Personal information
- Full name: Alfred George Egan
- Born: 3 April 1910 Wallacedale, Victoria
- Died: 21 January 1962 (aged 51) Burnley, Victoria
- Original team: Myamyn
- Height: 191 cm (6 ft 3 in)
- Weight: 82 kg (181 lb)

Playing career^{1}
- Years: Club / Games (Goals)
- 1931–1933: Carlton / 36 (20)
- 1934–1935: North Melbourne / 15 (7)
- Total:  / 51 (27)
- ^{1} Playing statistics correct to the end of 1935.

= Alf Egan =

Australian rules footballer, born 1910

Alfred George Egan (3 April 1910 – 21 January 1962) was an Australian rules footballer who played with Carlton and North Melbourne in the Victorian Football League (VFL).

==Family==
The son of Edward Egan, and Margaret Egan, née Farrell, Alfred George Egan was born into the Gunditjmara indigenous community at Wallacedale, near Condah, in Western Victoria, on 3 April 1910.

Although his brother, Allan Edmund Egan (1914–1951), was cleared from "Melbourne Boys" to the North Melbourne Seconds in 1937, he did not play any senior VFL football.

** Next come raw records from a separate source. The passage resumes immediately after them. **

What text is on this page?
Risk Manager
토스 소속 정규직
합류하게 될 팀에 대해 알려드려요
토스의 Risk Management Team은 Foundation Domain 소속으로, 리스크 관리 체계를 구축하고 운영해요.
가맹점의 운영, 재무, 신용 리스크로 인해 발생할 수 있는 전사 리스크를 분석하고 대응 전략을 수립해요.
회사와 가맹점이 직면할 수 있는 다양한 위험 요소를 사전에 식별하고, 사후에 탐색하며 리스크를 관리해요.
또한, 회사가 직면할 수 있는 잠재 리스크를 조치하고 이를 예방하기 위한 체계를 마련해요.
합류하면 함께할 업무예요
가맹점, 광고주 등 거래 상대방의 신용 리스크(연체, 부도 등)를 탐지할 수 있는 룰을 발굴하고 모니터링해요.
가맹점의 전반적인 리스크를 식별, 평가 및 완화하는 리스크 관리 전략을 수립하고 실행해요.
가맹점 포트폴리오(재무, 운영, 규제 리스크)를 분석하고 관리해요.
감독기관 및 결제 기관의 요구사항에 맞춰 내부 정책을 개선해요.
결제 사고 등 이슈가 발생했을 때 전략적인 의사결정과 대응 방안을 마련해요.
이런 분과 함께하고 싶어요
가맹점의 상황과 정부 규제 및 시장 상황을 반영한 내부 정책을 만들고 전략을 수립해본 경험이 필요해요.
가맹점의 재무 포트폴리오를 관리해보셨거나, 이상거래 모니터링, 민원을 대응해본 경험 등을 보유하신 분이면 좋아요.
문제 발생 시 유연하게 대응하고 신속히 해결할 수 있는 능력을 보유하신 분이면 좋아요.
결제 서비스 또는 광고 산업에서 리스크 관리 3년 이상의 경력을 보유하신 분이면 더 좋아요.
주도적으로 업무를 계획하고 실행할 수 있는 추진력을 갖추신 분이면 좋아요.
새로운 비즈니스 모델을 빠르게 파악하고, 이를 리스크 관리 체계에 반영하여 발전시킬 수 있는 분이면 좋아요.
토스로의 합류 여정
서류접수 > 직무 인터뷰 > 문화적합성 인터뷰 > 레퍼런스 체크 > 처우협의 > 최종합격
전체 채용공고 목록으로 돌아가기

He married Gweneth May Cavenagh in 1950.

==Football==
Egan was the first Indigenous Australian to play for Carlton and also the first to play with North Melbourne.

He appeared as a centre half-forward in the 1932 VFL Grand Final, as a replacement for an injured Jack Green, but wasn't able to steer his side to a win.

==Death==
He died at Burnley, Victoria on 21 January 1962.